Wakil Kepala Badan Penyelenggara Haji, Dahnil Anzar Simanjuntak, menegaskan bahwa visa furoda bukan merupakan tanggung jawab pemerintah Indonesia karena merupakan visa khusus non-kuota yang dikeluarkan langsung oleh otoritas Arab Saudi dan dikelola secara komersial oleh pihak travel serta Kedubes Saudi. Ia mengingatkan masyarakat agar berhati-hati karena praktik visa furoda masih kerap dimanfaatkan sebagai modus penipuan oleh travel nakal.
“Kami menerima laporan adanya calon jamaah yang membayar kepada oknum-oknum tertentu agar mendapatkan visa furoda, padahal aturan sudah jelas,” ujarnya. Ia pun menghimbau agar masyarakat segera melaporkan jika menemukan hal serupa.
Sementara itu, Kepala Badan Penyelenggara Haji, Mochammad Irfan Yusuf, menyatakan bahwa kebijakan penutupan visa haji furoda oleh pemerintah Saudi menunjukkan keseriusan mereka dalam mengatur dan memastikan penyelenggaraan haji berjalan aman, nyaman, dan tertib.

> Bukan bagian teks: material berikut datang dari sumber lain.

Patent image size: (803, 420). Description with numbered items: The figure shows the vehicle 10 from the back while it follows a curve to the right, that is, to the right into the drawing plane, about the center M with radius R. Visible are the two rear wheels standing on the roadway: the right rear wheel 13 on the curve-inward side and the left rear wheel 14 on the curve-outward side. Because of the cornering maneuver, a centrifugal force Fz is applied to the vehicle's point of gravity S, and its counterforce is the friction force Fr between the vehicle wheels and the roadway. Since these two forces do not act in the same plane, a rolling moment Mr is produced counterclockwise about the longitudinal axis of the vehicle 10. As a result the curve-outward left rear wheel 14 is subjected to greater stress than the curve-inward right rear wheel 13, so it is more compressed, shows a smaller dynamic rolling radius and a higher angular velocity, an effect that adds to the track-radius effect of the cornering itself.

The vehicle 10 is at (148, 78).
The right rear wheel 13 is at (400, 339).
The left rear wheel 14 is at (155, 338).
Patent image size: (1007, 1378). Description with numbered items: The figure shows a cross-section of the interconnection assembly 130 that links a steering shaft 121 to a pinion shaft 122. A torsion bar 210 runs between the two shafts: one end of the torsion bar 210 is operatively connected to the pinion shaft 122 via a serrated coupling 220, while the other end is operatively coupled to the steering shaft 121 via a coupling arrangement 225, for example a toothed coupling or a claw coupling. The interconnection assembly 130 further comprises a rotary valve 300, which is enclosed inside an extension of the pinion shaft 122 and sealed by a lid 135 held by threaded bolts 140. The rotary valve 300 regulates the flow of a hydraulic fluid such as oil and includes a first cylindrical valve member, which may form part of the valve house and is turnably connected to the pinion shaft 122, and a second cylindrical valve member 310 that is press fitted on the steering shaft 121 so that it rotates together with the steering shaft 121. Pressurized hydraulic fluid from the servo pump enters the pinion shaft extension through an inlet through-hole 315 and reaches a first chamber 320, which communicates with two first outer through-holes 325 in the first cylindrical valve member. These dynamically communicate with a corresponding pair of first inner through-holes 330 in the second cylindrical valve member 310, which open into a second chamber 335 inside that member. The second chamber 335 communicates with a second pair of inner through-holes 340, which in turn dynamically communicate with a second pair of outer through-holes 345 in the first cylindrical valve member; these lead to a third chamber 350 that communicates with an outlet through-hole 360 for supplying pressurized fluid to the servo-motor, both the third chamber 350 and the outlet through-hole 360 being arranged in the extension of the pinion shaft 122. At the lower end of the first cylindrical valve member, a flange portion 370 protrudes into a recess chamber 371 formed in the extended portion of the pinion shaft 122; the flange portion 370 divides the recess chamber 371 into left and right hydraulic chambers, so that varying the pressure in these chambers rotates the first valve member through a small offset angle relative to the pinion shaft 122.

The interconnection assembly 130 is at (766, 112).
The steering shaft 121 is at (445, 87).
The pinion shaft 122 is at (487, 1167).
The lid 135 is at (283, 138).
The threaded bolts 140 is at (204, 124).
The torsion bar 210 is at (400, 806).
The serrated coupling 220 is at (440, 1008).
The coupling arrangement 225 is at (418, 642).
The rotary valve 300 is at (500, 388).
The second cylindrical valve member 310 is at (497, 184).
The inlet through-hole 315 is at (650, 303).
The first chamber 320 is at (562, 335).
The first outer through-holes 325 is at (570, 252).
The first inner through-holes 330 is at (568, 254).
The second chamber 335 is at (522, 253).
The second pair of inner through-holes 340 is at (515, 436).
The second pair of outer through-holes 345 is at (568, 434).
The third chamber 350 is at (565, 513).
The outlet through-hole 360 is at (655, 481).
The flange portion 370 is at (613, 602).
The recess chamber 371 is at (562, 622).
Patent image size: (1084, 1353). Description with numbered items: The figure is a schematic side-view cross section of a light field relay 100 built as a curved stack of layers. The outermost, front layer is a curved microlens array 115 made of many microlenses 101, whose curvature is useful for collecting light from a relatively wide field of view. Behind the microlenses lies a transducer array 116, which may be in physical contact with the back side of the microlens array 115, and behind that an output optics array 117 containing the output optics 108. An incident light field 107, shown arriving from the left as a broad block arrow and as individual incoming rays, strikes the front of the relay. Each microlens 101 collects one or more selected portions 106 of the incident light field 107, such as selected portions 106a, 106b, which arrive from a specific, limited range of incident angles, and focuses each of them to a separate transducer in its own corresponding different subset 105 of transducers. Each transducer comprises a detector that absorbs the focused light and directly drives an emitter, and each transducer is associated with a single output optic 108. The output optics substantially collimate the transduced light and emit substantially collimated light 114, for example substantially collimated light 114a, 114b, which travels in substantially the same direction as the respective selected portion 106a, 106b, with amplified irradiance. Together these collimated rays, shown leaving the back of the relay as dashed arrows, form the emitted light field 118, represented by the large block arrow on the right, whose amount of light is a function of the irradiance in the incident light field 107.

Direktur Jenderal Penyelenggaraan Haji dan Umrah, Hilman, menjelaskan bahwa proses pengurusan visa haji sudah resmi ditutup pada 26 Mei 2025 pukul 13.50 WAS untuk semua jenis visa, termasuk reguler, khusus, dan mujamalah. Indonesia mendapat kuota haji sebanyak 221.000 orang, dengan 203.320 untuk haji reguler dan 17.680 untuk haji khusus. Hingga penutupan, visa bagi 204.770 jamaah reguler telah diproses, lebih banyak dari kuota karena adanya pembatalan keberangkatan. Jumlah jamaah yang batal mencapai 1.450 orang. Proses penerbitan visa juga mencakup pengganti untuk pembatalan tersebut.
Hilman juga menyebut bahwa pada saat penutupan, masih terdapat 41 pengajuan visa yang belum selesai, sehingga tidak bisa dilanjutkan. Ia berharap seluruh jamaah yang sudah menerima visa dapat berangkat tepat waktu dan kuota haji tahun ini dapat terserap secara maksimal.
Untuk haji khusus, dari kuota 17.680, sudah tercetak 17.532 visa. Proses pengajuan visa haji khusus dilakukan oleh Penyelenggara Ibadah Haji Khusus (PIHK) yang memiliki user id e-hajj, yakni enam perusahaan yang terdaftar resmi.